Torque-velocity scaling for concentric and eccentric contraction.
Figure 2. Torque-velocity scaling for concentric and eccentric contraction.

Golf Drive Simulation

The address position (position and orientation of a golfer’s joints before the swing commences) was predetermined. The pelvis and torso angles were taken from mean values in literature, and the remaining joint angles were determined by matching the golfer model’s grip position and orientation to the mean grip position and orientation from the motion capture experiment in the associated work of McNally et al.. The golf swing is driven by 12 muscle torque generators—two for each DOF (backswing and downswing). In the preceding models, the golf swing simulation began at the top of the backswing and assumed the shaft initially had no deflection. In real golf swings, the shaft has significant toe-up deflection caused by the quick transition from backswing to downswing.

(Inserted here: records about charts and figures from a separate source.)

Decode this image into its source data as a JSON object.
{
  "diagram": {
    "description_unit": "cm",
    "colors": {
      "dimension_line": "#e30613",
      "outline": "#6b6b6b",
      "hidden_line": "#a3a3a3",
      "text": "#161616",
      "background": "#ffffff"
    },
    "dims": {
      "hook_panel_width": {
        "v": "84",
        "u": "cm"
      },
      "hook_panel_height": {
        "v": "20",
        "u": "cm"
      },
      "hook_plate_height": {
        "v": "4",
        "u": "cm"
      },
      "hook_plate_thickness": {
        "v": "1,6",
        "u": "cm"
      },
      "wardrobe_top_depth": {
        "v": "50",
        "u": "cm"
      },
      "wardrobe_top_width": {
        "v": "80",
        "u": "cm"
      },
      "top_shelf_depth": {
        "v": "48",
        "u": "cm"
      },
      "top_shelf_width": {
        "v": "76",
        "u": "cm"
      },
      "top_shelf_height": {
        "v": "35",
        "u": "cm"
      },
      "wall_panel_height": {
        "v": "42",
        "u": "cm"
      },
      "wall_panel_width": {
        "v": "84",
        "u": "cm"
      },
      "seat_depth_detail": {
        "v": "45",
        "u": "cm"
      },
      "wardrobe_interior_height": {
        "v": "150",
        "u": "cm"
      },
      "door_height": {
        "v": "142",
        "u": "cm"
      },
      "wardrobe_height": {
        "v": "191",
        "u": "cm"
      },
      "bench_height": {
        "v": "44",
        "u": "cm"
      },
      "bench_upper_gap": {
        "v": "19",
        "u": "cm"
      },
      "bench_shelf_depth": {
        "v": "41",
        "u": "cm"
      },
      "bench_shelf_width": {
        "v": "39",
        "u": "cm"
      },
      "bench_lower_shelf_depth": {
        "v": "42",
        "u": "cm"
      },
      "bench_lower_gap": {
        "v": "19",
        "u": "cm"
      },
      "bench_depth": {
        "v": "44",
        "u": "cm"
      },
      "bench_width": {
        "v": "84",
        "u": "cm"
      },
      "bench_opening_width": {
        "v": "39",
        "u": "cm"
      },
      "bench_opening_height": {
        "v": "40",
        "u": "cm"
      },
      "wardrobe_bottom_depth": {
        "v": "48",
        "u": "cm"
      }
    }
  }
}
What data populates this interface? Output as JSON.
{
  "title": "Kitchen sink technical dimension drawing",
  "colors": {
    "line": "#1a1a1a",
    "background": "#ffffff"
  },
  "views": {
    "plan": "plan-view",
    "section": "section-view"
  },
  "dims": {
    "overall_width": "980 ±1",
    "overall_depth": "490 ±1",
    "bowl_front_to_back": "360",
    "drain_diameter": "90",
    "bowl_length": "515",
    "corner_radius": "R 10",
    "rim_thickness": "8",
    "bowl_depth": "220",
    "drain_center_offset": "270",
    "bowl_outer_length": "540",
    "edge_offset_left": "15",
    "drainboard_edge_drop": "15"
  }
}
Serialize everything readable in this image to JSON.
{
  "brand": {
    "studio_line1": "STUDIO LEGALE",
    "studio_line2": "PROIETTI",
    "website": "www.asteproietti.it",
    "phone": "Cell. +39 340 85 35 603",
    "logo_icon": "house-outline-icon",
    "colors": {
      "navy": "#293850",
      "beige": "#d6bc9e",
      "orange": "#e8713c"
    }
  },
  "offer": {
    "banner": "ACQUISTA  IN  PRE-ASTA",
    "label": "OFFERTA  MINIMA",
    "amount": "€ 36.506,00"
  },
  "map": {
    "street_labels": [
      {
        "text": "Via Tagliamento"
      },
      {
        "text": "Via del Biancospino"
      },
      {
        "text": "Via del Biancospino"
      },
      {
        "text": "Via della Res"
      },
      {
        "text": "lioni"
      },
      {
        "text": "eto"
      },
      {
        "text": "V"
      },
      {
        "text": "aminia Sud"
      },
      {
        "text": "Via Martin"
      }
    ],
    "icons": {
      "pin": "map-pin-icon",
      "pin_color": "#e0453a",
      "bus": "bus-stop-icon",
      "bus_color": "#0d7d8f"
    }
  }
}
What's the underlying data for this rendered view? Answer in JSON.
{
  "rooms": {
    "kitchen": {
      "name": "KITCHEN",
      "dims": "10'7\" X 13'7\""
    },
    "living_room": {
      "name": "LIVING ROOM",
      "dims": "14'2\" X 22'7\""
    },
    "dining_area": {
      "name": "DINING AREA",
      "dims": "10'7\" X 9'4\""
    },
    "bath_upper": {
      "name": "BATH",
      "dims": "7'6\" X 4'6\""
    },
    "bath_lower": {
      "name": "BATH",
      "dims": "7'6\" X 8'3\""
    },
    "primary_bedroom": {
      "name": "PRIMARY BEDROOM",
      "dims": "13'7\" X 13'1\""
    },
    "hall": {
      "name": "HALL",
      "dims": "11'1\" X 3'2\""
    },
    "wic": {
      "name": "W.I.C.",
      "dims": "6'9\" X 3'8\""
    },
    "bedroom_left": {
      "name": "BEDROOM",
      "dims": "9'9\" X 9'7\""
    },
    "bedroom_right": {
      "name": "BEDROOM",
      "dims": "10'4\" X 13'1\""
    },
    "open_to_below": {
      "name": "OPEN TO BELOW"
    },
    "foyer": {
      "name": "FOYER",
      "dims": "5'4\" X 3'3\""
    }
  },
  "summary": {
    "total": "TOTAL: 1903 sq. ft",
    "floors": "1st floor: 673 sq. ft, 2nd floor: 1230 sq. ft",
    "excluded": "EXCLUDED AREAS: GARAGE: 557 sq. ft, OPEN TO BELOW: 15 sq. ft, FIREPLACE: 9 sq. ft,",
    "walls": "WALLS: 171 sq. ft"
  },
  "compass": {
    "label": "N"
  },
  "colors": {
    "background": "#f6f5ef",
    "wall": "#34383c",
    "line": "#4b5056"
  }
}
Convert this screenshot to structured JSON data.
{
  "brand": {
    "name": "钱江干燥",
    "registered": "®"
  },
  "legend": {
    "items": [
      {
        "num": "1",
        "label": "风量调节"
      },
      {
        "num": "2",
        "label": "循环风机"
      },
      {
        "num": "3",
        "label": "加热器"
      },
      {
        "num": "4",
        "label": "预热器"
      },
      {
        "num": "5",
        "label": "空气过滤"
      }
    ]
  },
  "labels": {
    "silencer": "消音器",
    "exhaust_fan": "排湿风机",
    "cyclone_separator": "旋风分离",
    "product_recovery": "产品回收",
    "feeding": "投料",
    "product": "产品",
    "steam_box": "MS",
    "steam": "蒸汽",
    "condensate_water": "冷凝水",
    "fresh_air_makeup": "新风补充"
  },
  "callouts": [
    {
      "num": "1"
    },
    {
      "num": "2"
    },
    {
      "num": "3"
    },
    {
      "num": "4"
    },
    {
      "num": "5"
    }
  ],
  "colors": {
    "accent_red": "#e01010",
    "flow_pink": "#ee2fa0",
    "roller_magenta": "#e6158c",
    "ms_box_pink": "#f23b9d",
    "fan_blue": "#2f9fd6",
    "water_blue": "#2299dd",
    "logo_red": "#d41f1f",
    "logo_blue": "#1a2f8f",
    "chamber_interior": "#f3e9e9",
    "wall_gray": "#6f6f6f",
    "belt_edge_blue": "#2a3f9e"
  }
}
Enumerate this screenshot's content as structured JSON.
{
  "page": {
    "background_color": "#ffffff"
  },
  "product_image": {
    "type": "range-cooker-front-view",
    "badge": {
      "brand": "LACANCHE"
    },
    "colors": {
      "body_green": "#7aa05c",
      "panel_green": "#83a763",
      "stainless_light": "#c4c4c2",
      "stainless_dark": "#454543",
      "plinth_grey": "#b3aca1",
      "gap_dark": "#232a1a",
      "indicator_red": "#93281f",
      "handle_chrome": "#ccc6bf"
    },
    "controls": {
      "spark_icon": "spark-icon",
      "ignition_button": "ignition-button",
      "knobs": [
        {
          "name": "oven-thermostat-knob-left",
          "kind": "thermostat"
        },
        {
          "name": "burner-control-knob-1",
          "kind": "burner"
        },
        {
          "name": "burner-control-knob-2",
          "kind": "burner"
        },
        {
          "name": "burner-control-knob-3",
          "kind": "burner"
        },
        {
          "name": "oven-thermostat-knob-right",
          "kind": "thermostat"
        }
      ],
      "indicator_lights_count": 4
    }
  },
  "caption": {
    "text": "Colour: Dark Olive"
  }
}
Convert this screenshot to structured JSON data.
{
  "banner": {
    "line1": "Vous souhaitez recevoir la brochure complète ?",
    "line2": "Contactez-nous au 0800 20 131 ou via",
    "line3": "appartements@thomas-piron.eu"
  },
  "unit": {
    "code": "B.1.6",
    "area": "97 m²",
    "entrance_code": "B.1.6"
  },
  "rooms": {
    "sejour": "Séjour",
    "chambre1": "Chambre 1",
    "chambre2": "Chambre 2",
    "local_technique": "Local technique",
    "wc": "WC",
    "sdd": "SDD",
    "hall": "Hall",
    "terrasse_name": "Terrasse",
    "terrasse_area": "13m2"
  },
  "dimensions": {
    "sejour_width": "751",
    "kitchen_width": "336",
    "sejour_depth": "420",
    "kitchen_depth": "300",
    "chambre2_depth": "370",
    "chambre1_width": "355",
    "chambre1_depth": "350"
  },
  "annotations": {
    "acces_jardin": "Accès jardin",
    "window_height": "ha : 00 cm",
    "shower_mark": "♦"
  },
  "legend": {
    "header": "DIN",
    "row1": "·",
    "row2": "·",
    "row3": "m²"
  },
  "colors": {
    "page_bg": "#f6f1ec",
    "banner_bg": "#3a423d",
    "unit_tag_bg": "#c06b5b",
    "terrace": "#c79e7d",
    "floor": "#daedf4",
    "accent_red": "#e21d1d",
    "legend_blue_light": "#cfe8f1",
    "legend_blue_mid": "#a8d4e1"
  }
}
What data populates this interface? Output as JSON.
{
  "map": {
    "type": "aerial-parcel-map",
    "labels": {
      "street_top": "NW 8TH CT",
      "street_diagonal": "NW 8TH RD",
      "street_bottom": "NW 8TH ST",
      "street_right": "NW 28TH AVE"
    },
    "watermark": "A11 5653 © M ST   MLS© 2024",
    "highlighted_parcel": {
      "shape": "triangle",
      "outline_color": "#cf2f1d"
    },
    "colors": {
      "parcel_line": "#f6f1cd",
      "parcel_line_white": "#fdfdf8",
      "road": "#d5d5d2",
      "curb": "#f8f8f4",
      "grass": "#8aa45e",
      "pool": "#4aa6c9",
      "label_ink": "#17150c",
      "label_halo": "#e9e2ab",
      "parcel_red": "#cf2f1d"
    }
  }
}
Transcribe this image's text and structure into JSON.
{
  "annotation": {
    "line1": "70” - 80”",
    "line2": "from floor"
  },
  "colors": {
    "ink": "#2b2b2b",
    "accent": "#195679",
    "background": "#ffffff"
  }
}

The shaft initialization issue is solved by modelling the backswing. The set of backswing torque generators use the same parameters as those used for the downswing except with negative maximum isometric torques and scaled maximum angular velocities. The maximum angular velocities for the backswing were scaled by a factor of 0.07, and the maximum isometric torques were scaled by a factor of 0.65 to create a realistic 3:1 tempo (duration of backswing to duration of downswing) and swing duration (address to impact) of approximately 1 second. To simulate the shaft deflection and impact, the validated flexible club and impact models described in the work of McNally et al. are used. The simulated launch conditions of the golf ball are recorded shortly after impact, and used to initialize an aerodynamic model that simulates the ball flight.